A tetrahedron with face area $F$ and altitude (to that face) $a$ has volume $\frac{1}{3}a F$.
Now, consider a sub-tetrahedron determined by a given face, with fourth vertex at the center of the inscribed sphere. Because the sphere is tangent to the face, the altitude to that face is a radius, say, of length $r$. If the big tetrahedron is regular (with face area $F$ and altitude $a$), then the four sub-tetrahedra are congruent, with volume $\frac{1}{3}r F$.
Together, the sub-tetrahedra fill the big tetrahedron, so the four sub-volumes add up to the big volume:
$4 \cdot \frac{1}{3} r F = \frac{1}{3} a F$
so that $4 r = a$. You're given that $a=36$; consequently, $r = 36/4 = 9$.

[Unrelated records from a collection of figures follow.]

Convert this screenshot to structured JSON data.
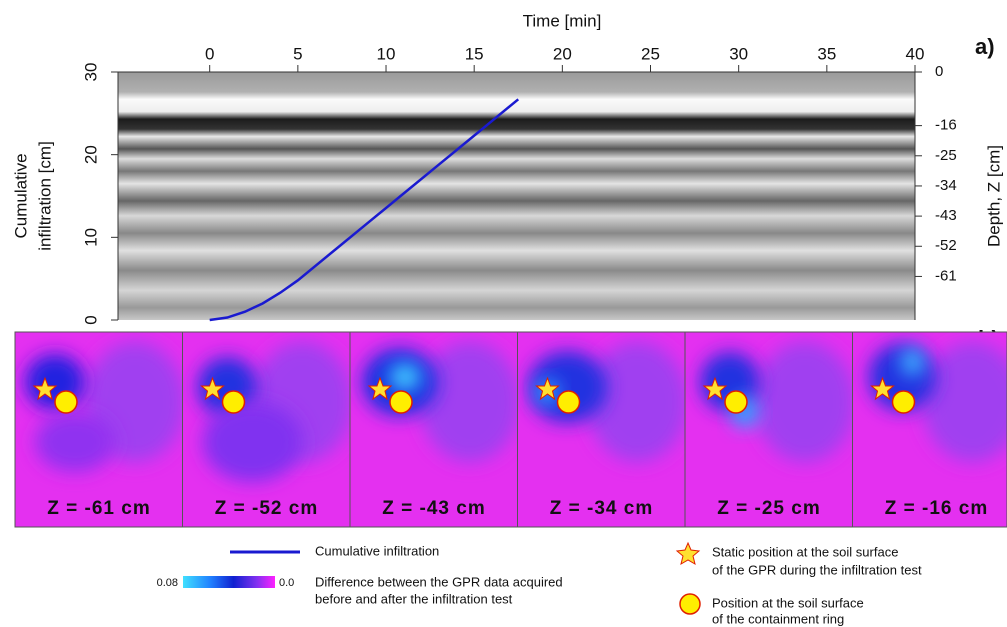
{
  "chart_data": {
    "type": "line",
    "xlabel": "Time [min]",
    "ylabel": [
      "Cumulative",
      "infiltration [cm]"
    ],
    "y2label": "Depth, Z [cm]",
    "annotations": [
      "a)"
    ],
    "x": [
      0,
      1,
      2,
      3,
      4,
      5,
      7,
      9,
      11,
      13,
      15,
      17.5
    ],
    "series": [
      {
        "name": "Cumulative infiltration",
        "color": "#1a1ad0",
        "values": [
          0,
          0.3,
          1.0,
          2.0,
          3.3,
          4.8,
          8.3,
          11.8,
          15.3,
          18.8,
          22.3,
          26.7
        ]
      }
    ],
    "xlim": [
      -5.2,
      40
    ],
    "xticks": [
      0,
      5,
      10,
      15,
      20,
      25,
      30,
      35,
      40
    ],
    "ylim": [
      0,
      30
    ],
    "yticks": [
      0,
      10,
      20,
      30
    ],
    "y2lim": [
      -74,
      0
    ],
    "y2ticks": [
      0,
      -16,
      -25,
      -34,
      -43,
      -52,
      -61
    ]
  },
  "panels": {
    "label": "b)",
    "maps": [
      "Z = -61 cm",
      "Z = -52 cm",
      "Z = -43 cm",
      "Z = -34 cm",
      "Z = -25 cm",
      "Z = -16 cm"
    ]
  },
  "legend": {
    "colorbar_labels": [
      "0.08",
      "0.0"
    ],
    "difference": [
      "Difference between the GPR data acquired",
      "before and after the infiltration test"
    ],
    "star": [
      "Static position at the soil surface",
      "of the GPR during the infiltration test"
    ],
    "circle": [
      "Position at the soil surface",
      "of the containment ring"
    ]
  }
}
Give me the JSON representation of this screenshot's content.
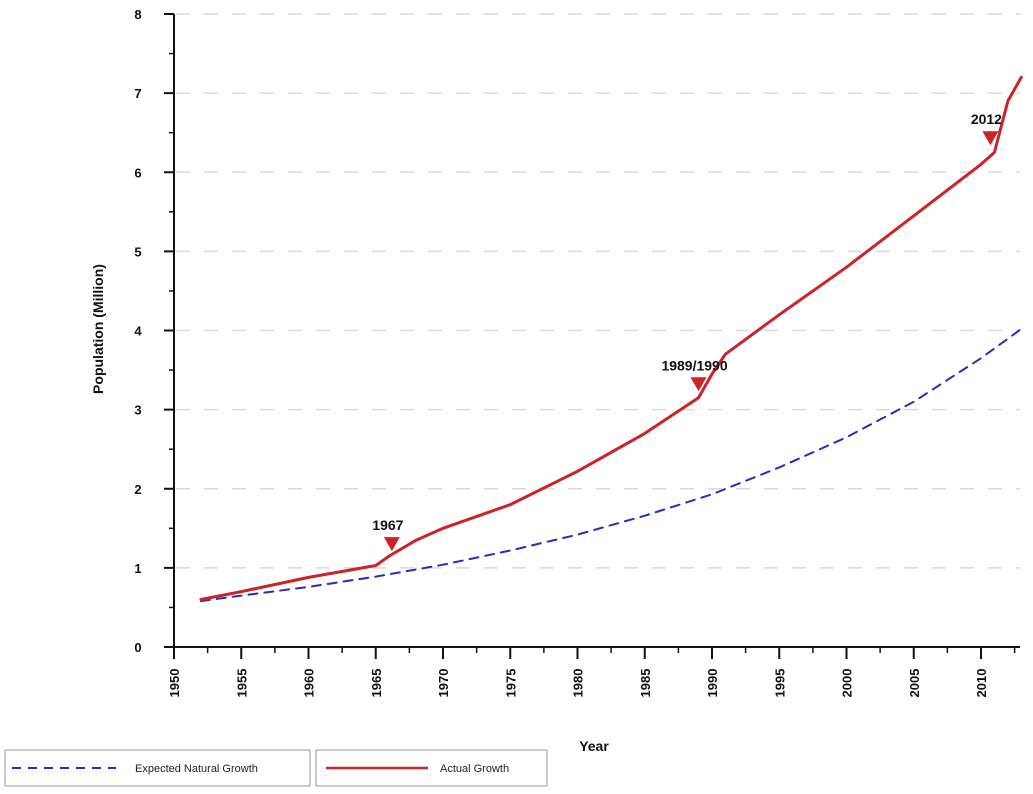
{
  "chart_data": {
    "type": "line",
    "xlabel": "Year",
    "ylabel": "Population (Million)",
    "xlim": [
      1950,
      2013
    ],
    "ylim": [
      0,
      8
    ],
    "x_ticks": [
      1950,
      1955,
      1960,
      1965,
      1970,
      1975,
      1980,
      1985,
      1990,
      1995,
      2000,
      2005,
      2010
    ],
    "x_tick_labels": [
      "1950",
      "1955",
      "1960",
      "1965",
      "1970",
      "1975",
      "1980",
      "1985",
      "1990",
      "1995",
      "2000",
      "2005",
      "2010"
    ],
    "y_ticks": [
      0,
      1,
      2,
      3,
      4,
      5,
      6,
      7,
      8
    ],
    "y_tick_labels": [
      "0",
      "1",
      "2",
      "3",
      "4",
      "5",
      "6",
      "7",
      "8"
    ],
    "grid": "horizontal dashed",
    "legend_position": "bottom-left",
    "series": [
      {
        "name": "Expected Natural Growth",
        "color": "#2b2bbf",
        "style": "dashed",
        "x": [
          1952,
          1955,
          1960,
          1965,
          1970,
          1975,
          1980,
          1985,
          1990,
          1995,
          2000,
          2005,
          2010,
          2013
        ],
        "y": [
          0.58,
          0.65,
          0.76,
          0.89,
          1.04,
          1.22,
          1.42,
          1.66,
          1.93,
          2.27,
          2.65,
          3.1,
          3.65,
          4.02
        ]
      },
      {
        "name": "Actual Growth",
        "color": "#cc2229",
        "style": "solid",
        "x": [
          1952,
          1955,
          1960,
          1965,
          1966,
          1968,
          1970,
          1975,
          1980,
          1985,
          1989,
          1990,
          1991,
          1995,
          2000,
          2005,
          2010,
          2011,
          2012,
          2013
        ],
        "y": [
          0.6,
          0.7,
          0.88,
          1.03,
          1.15,
          1.35,
          1.5,
          1.8,
          2.22,
          2.7,
          3.15,
          3.45,
          3.7,
          4.2,
          4.8,
          5.45,
          6.1,
          6.25,
          6.9,
          7.2
        ]
      }
    ],
    "annotations": [
      {
        "label": "1967",
        "x": 1966.2,
        "y": 1.3
      },
      {
        "label": "1989/1990",
        "x": 1989.0,
        "y": 3.32
      },
      {
        "label": "2012",
        "x": 2010.7,
        "y": 6.43
      }
    ],
    "marker_color": "#cc2229"
  }
}
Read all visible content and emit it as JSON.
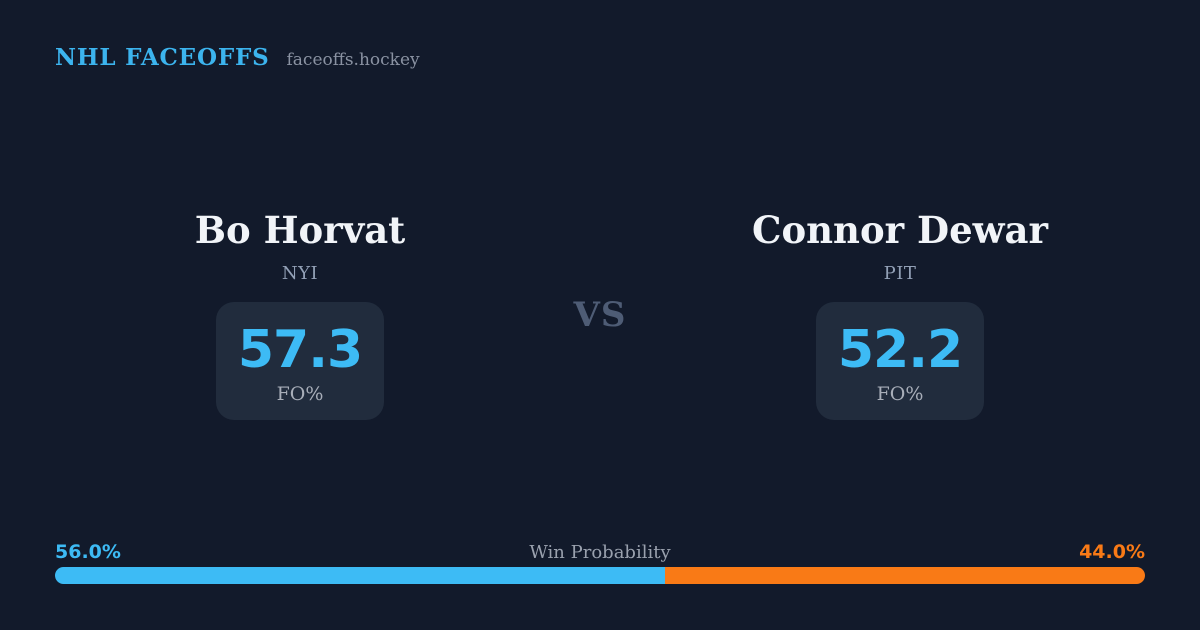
{
  "header": {
    "brand": "NHL FACEOFFS",
    "site": "faceoffs.hockey"
  },
  "vs_label": "VS",
  "players": {
    "left": {
      "name": "Bo Horvat",
      "team": "NYI",
      "stat_value": "57.3",
      "stat_label": "FO%"
    },
    "right": {
      "name": "Connor Dewar",
      "team": "PIT",
      "stat_value": "52.2",
      "stat_label": "FO%"
    }
  },
  "win_probability": {
    "title": "Win Probability",
    "left_label": "56.0%",
    "right_label": "44.0%",
    "left_pct": 56.0,
    "right_pct": 44.0,
    "left_color": "#3DBBF5",
    "right_color": "#F97A16"
  },
  "colors": {
    "background": "#121A2B",
    "card_background": "#212C3D",
    "accent_blue": "#3DBBF5",
    "accent_orange": "#F97A16",
    "brand_blue": "#3CB4EE",
    "name_white": "#F1F4F8",
    "muted_gray": "#9AA1AE"
  }
}
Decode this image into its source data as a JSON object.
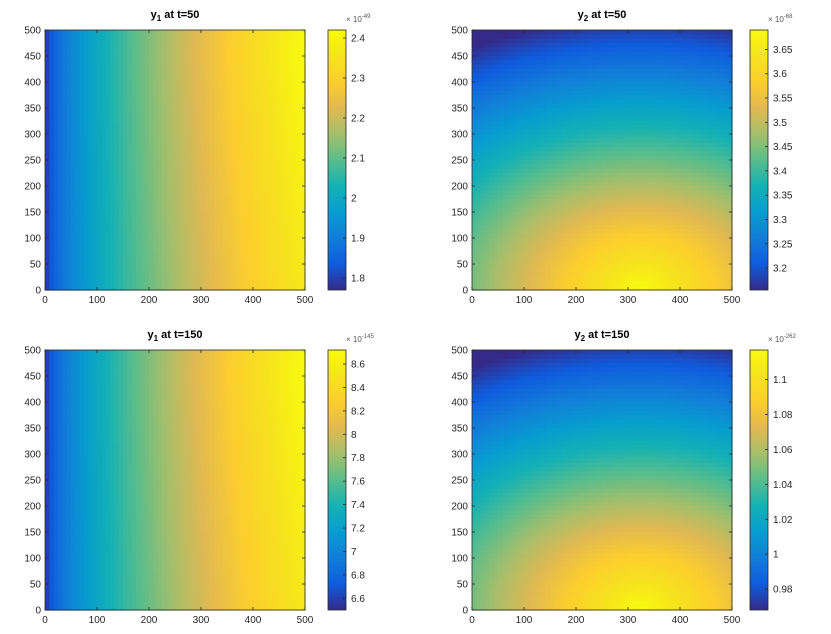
{
  "chart_data": [
    {
      "type": "heatmap",
      "title": {
        "var": "y",
        "sub": "1",
        "rest": " at t=50"
      },
      "xticks": [
        "0",
        "100",
        "200",
        "300",
        "400",
        "500"
      ],
      "yticks": [
        "0",
        "50",
        "100",
        "150",
        "200",
        "250",
        "300",
        "350",
        "400",
        "450",
        "500"
      ],
      "xlim": [
        0,
        500
      ],
      "ylim": [
        0,
        500
      ],
      "colorbar": {
        "multiplier": {
          "base": "× 10",
          "exp": "-49"
        },
        "ticks": [
          "1.8",
          "1.9",
          "2",
          "2.1",
          "2.2",
          "2.3",
          "2.4"
        ],
        "tick_values": [
          1.8,
          1.9,
          2.0,
          2.1,
          2.2,
          2.3,
          2.4
        ],
        "clim": [
          1.77,
          2.42
        ]
      },
      "pattern": "horizontal-gradient",
      "colormap": "parula"
    },
    {
      "type": "heatmap",
      "title": {
        "var": "y",
        "sub": "2",
        "rest": " at t=50"
      },
      "xticks": [
        "0",
        "100",
        "200",
        "300",
        "400",
        "500"
      ],
      "yticks": [
        "0",
        "50",
        "100",
        "150",
        "200",
        "250",
        "300",
        "350",
        "400",
        "450",
        "500"
      ],
      "xlim": [
        0,
        500
      ],
      "ylim": [
        0,
        500
      ],
      "colorbar": {
        "multiplier": {
          "base": "× 10",
          "exp": "-68"
        },
        "ticks": [
          "3.2",
          "3.25",
          "3.3",
          "3.35",
          "3.4",
          "3.45",
          "3.5",
          "3.55",
          "3.6",
          "3.65"
        ],
        "tick_values": [
          3.2,
          3.25,
          3.3,
          3.35,
          3.4,
          3.45,
          3.5,
          3.55,
          3.6,
          3.65
        ],
        "clim": [
          3.155,
          3.69
        ]
      },
      "pattern": "corner-gradient",
      "colormap": "parula"
    },
    {
      "type": "heatmap",
      "title": {
        "var": "y",
        "sub": "1",
        "rest": " at t=150"
      },
      "xticks": [
        "0",
        "100",
        "200",
        "300",
        "400",
        "500"
      ],
      "yticks": [
        "0",
        "50",
        "100",
        "150",
        "200",
        "250",
        "300",
        "350",
        "400",
        "450",
        "500"
      ],
      "xlim": [
        0,
        500
      ],
      "ylim": [
        0,
        500
      ],
      "colorbar": {
        "multiplier": {
          "base": "× 10",
          "exp": "-145"
        },
        "ticks": [
          "6.6",
          "6.8",
          "7",
          "7.2",
          "7.4",
          "7.6",
          "7.8",
          "8",
          "8.2",
          "8.4",
          "8.6"
        ],
        "tick_values": [
          6.6,
          6.8,
          7.0,
          7.2,
          7.4,
          7.6,
          7.8,
          8.0,
          8.2,
          8.4,
          8.6
        ],
        "clim": [
          6.5,
          8.72
        ]
      },
      "pattern": "horizontal-gradient",
      "colormap": "parula"
    },
    {
      "type": "heatmap",
      "title": {
        "var": "y",
        "sub": "2",
        "rest": " at t=150"
      },
      "xticks": [
        "0",
        "100",
        "200",
        "300",
        "400",
        "500"
      ],
      "yticks": [
        "0",
        "50",
        "100",
        "150",
        "200",
        "250",
        "300",
        "350",
        "400",
        "450",
        "500"
      ],
      "xlim": [
        0,
        500
      ],
      "ylim": [
        0,
        500
      ],
      "colorbar": {
        "multiplier": {
          "base": "× 10",
          "exp": "-262"
        },
        "ticks": [
          "0.98",
          "1",
          "1.02",
          "1.04",
          "1.06",
          "1.08",
          "1.1"
        ],
        "tick_values": [
          0.98,
          1.0,
          1.02,
          1.04,
          1.06,
          1.08,
          1.1
        ],
        "clim": [
          0.968,
          1.117
        ]
      },
      "pattern": "corner-gradient",
      "colormap": "parula"
    }
  ]
}
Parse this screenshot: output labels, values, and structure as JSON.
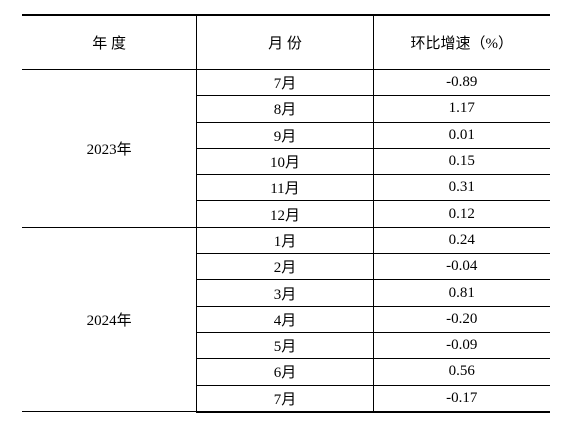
{
  "table": {
    "header": [
      "年 度",
      "月 份",
      "环比增速（%）"
    ],
    "groups": [
      {
        "year": "2023年",
        "rows": [
          {
            "month": "7月",
            "value": "-0.89"
          },
          {
            "month": "8月",
            "value": "1.17"
          },
          {
            "month": "9月",
            "value": "0.01"
          },
          {
            "month": "10月",
            "value": "0.15"
          },
          {
            "month": "11月",
            "value": "0.31"
          },
          {
            "month": "12月",
            "value": "0.12"
          }
        ]
      },
      {
        "year": "2024年",
        "rows": [
          {
            "month": "1月",
            "value": "0.24"
          },
          {
            "month": "2月",
            "value": "-0.04"
          },
          {
            "month": "3月",
            "value": "0.81"
          },
          {
            "month": "4月",
            "value": "-0.20"
          },
          {
            "month": "5月",
            "value": "-0.09"
          },
          {
            "month": "6月",
            "value": "0.56"
          },
          {
            "month": "7月",
            "value": "-0.17"
          }
        ]
      }
    ]
  }
}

Note. Regular or not, the basic argument shows that the volume ($V$) of a tetrahedron is determined by its inradius ($r$) and its total surface area ($S$):
$V = \frac{1}{3} r S$
This is analogous to the fact that the area ($A$) of a triangle is given by the inradius ($r$) and its perimeter ($p$):
$A = \frac{1}{2}r p$
The pattern continues into $d$-dimensional space, with the multiplied constant being $\frac{1}{d}$.